Data geek heaven
Via Kameron at Brutal Woman, I found this presentation on how much of what we think we know about "the third world" is wrong. Specifically, it points out how much Asia and, to a lesser degree, South America have converged with Europe and Northern America with respect to factors like infant mortality and life expectancy, leaving Africa behind. But the use of graphics is the attention getter.
So, I was quite pleased to discover that the data tool, gapminder, that Rosling uses is now available for anyone to play with. You can pick from a bunch of pre-loaded data sets, and the site promises that there will eventually be the ability to add your own data. Data geek heaven.
On a somewhat related note, does anyone know if there’s a way to condition the color of a bar in an Excel bar graph on the value of a boolean value of another data series? I wound up doing it by hand for the presentation I was working on today, but there ought to be a way to it automatically?
July 15th, 2007 at 9:26 am
The disparity between Africa and the rest of the “Third World” has become so large that in economic analyses that use regressions, you often see an “Africa” variable.
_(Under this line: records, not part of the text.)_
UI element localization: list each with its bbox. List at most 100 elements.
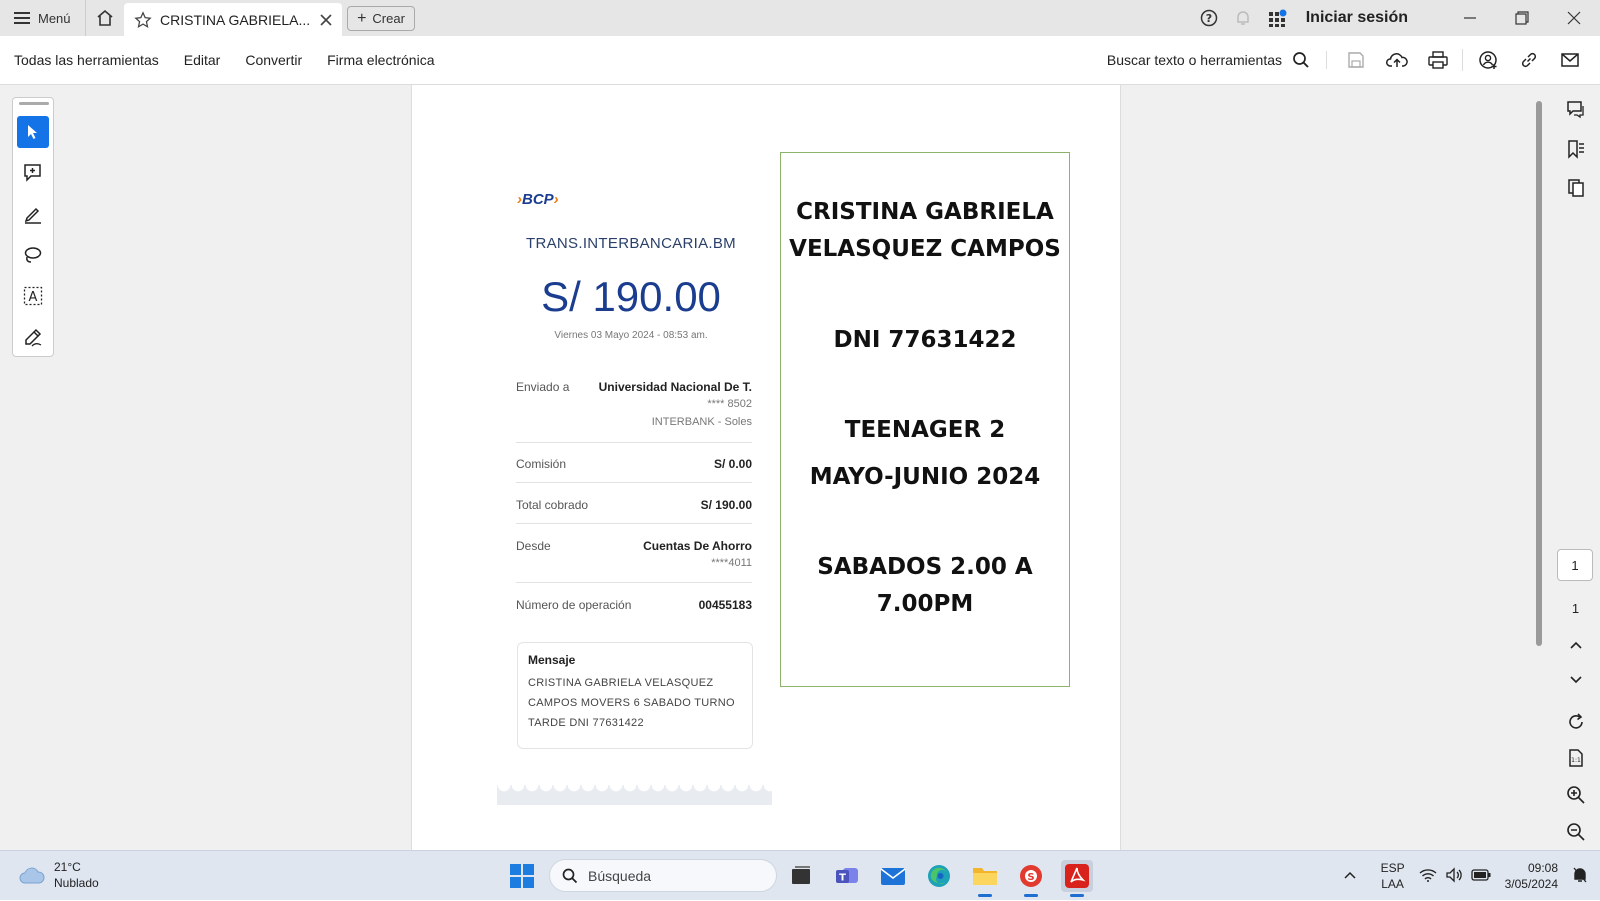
clock-time: 09:08 xyxy=(1527,861,1558,875)
highlight-tool[interactable] xyxy=(17,198,49,230)
pages-thumbnails-icon[interactable] xyxy=(1551,178,1600,198)
signin-button[interactable]: Iniciar sesión xyxy=(1306,9,1408,27)
close-tab-icon[interactable] xyxy=(320,13,332,26)
page-up-icon[interactable] xyxy=(1551,640,1600,650)
svg-text:T: T xyxy=(839,873,846,884)
bell-icon[interactable] xyxy=(1226,9,1260,27)
share-user-icon[interactable] xyxy=(1467,50,1508,70)
transfer-amount: S/ 190.00 xyxy=(541,273,721,320)
close-window-icon[interactable] xyxy=(1548,11,1600,25)
page-fit-icon[interactable]: 1:1 xyxy=(1551,748,1600,768)
message-body: CRISTINA GABRIELA VELASQUEZ CAMPOS MOVER… xyxy=(528,677,735,729)
svg-text:?: ? xyxy=(1206,12,1212,25)
divider xyxy=(516,523,752,524)
comment-tool[interactable] xyxy=(17,157,49,189)
wifi-icon[interactable] xyxy=(1419,868,1437,885)
apps-grid-icon[interactable] xyxy=(1260,8,1294,28)
rotate-icon[interactable] xyxy=(1551,712,1600,732)
title-bar: Menú CRISTINA GABRIELA... + Crear ? Inic… xyxy=(0,0,1600,36)
current-page-input[interactable]: 1 xyxy=(1557,549,1593,581)
volume-icon[interactable] xyxy=(1445,866,1463,886)
operation-label: Número de operación xyxy=(516,598,632,612)
acrobat-icon[interactable] xyxy=(1061,860,1093,897)
student-dni: DNI 77631422 xyxy=(833,327,1017,353)
home-button[interactable] xyxy=(84,0,125,36)
sent-to-account: **** 8502 xyxy=(707,398,752,410)
file-explorer-icon[interactable] xyxy=(969,860,1001,897)
signature-pen-icon xyxy=(25,328,42,347)
panel-grip[interactable] xyxy=(19,102,49,105)
app-red-icon[interactable]: S xyxy=(1015,860,1047,897)
divider xyxy=(516,582,752,583)
start-button[interactable] xyxy=(509,863,535,894)
create-label: Crear xyxy=(372,11,405,26)
convert-menu[interactable]: Convertir xyxy=(245,52,302,68)
from-row: Desde Cuentas De Ahorro ****4011 xyxy=(516,539,752,575)
star-icon[interactable] xyxy=(134,10,152,29)
document-canvas: A ›BCP› TRANS.INTERBANCARIA.BM S/ 190.00… xyxy=(0,85,1600,850)
search-tools-label: Buscar texto o herramientas xyxy=(1106,52,1282,68)
zoom-out-icon[interactable] xyxy=(1551,822,1600,842)
total-label: Total cobrado xyxy=(516,498,589,512)
clock[interactable]: 09:08 3/05/2024 xyxy=(1505,860,1558,892)
main-toolbar: Todas las herramientas Editar Convertir … xyxy=(0,36,1600,85)
weather-widget[interactable]: 21°C Nublado xyxy=(18,859,99,891)
operation-row: Número de operación 00455183 xyxy=(516,598,752,616)
document-tab[interactable]: CRISTINA GABRIELA... xyxy=(124,3,342,36)
pen-icon xyxy=(24,207,41,224)
lasso-icon xyxy=(24,247,42,263)
show-hidden-icons-chevron-up-icon[interactable] xyxy=(1343,869,1357,883)
comments-panel-icon[interactable] xyxy=(1551,100,1600,120)
windows-logo-icon xyxy=(510,864,534,888)
help-icon[interactable]: ? xyxy=(1192,9,1226,27)
course-period: MAYO-JUNIO 2024 xyxy=(809,464,1041,490)
select-tool[interactable] xyxy=(17,116,49,148)
add-comment-icon xyxy=(24,164,41,182)
taskbar-search-placeholder: Búsqueda xyxy=(588,867,652,884)
weather-temp: 21°C xyxy=(54,860,81,874)
divider xyxy=(516,442,752,443)
sent-to-label: Enviado a xyxy=(516,380,570,394)
create-button[interactable]: + Crear xyxy=(347,6,415,31)
search-tools-button[interactable]: Buscar texto o herramientas xyxy=(1107,51,1327,69)
text-box-tool[interactable]: A xyxy=(17,280,49,312)
clock-date: 3/05/2024 xyxy=(1504,877,1558,891)
mail-icon[interactable] xyxy=(1549,52,1590,68)
message-title: Mensaje xyxy=(528,653,576,667)
zoom-in-icon[interactable] xyxy=(1551,785,1600,805)
teams-icon[interactable]: T xyxy=(831,860,863,892)
taskbar-search[interactable]: Búsqueda xyxy=(549,859,777,892)
task-view-icon[interactable] xyxy=(785,860,817,892)
sent-to-name: Universidad Nacional De T. xyxy=(598,380,752,394)
from-value: Cuentas De Ahorro xyxy=(643,539,752,553)
e-sign-menu[interactable]: Firma electrónica xyxy=(327,52,434,68)
vertical-scrollbar[interactable] xyxy=(1536,101,1542,646)
notifications-bell-icon[interactable] xyxy=(1572,866,1588,887)
schedule-line2: 7.00PM xyxy=(876,591,974,617)
input-language[interactable]: ESP LAA xyxy=(1381,860,1405,892)
upload-cloud-icon[interactable] xyxy=(1376,51,1417,69)
edge-icon[interactable] xyxy=(923,860,955,892)
menu-button[interactable]: Menú xyxy=(0,0,85,36)
sent-to-bank: INTERBANK - Soles xyxy=(651,416,752,428)
sign-tool[interactable] xyxy=(17,321,49,353)
save-icon[interactable] xyxy=(1335,51,1376,69)
commission-value: S/ 0.00 xyxy=(713,457,752,471)
message-box: Mensaje CRISTINA GABRIELA VELASQUEZ CAMP… xyxy=(517,642,753,749)
commission-label: Comisión xyxy=(516,457,567,471)
restore-icon[interactable] xyxy=(1496,11,1548,25)
draw-tool[interactable] xyxy=(17,239,49,271)
link-icon[interactable] xyxy=(1508,51,1549,69)
mail-app-icon[interactable] xyxy=(877,860,909,892)
edit-menu[interactable]: Editar xyxy=(184,52,221,68)
svg-text:S: S xyxy=(1027,872,1034,883)
cursor-icon xyxy=(28,125,37,139)
print-icon[interactable] xyxy=(1417,51,1458,69)
battery-icon[interactable] xyxy=(1470,868,1491,884)
all-tools-menu[interactable]: Todas las herramientas xyxy=(14,52,159,68)
weather-desc: Nublado xyxy=(54,876,99,890)
bookmarks-icon[interactable] xyxy=(1551,139,1600,159)
minimize-icon[interactable] xyxy=(1444,11,1496,25)
search-icon xyxy=(1293,52,1309,68)
page-down-icon[interactable] xyxy=(1551,675,1600,685)
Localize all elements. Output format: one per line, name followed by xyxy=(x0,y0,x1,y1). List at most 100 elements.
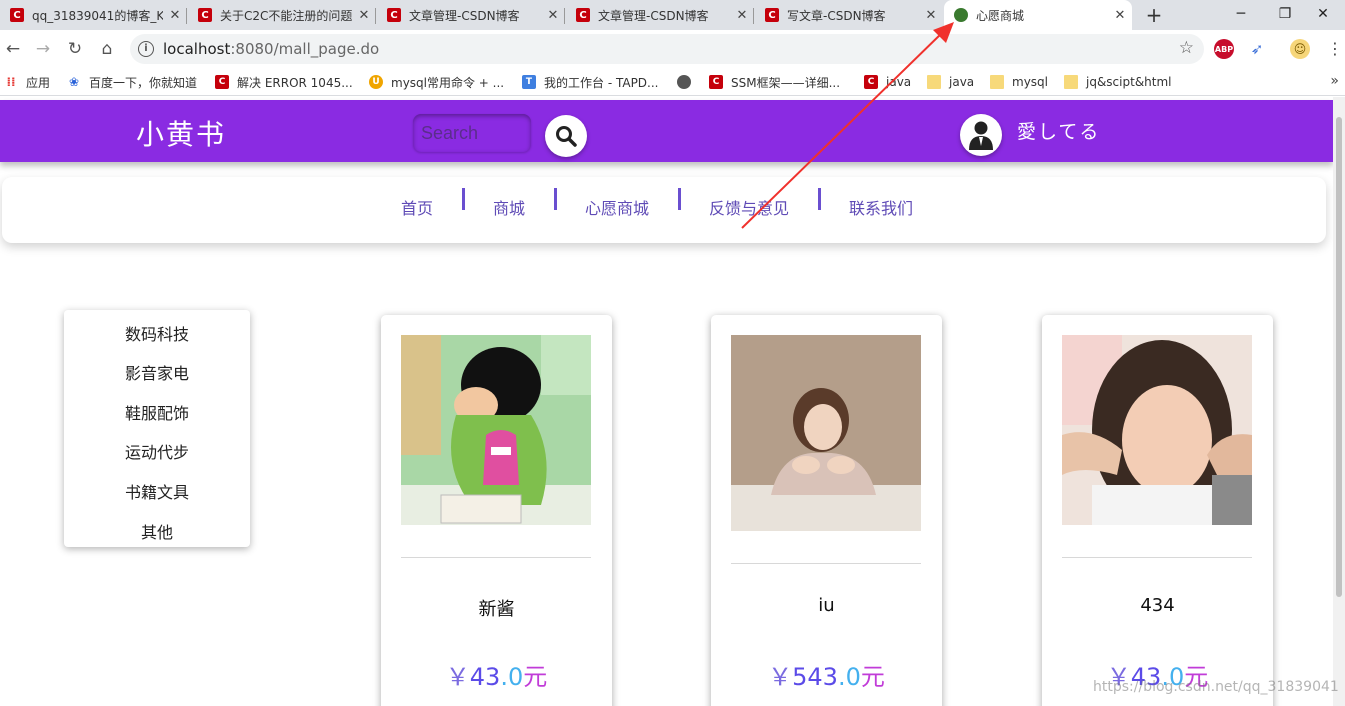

July 16th, 2007 at 3:13 pm
Elizabeth,
Here is a link which may be helpful.
http://www.mrexcel.com/archive/Chart/6809.html
July 16th, 2007 at 11:45 pm
I believe in Matlab (kind of like Dorothy). I can’t recommend it more highly for making graphs like you’re describing (and, I could tell you how to do what you want in Matlab).
Sincerely, I believe the world would be a better place if all analysis and number crunching was done with matlab rather than with excell (Have you ever heard Edward Tufte blaming the Columbia disaster?)
bj
July 17th, 2007 at 7:08 pm
That is an amazing data display-thanks for the links.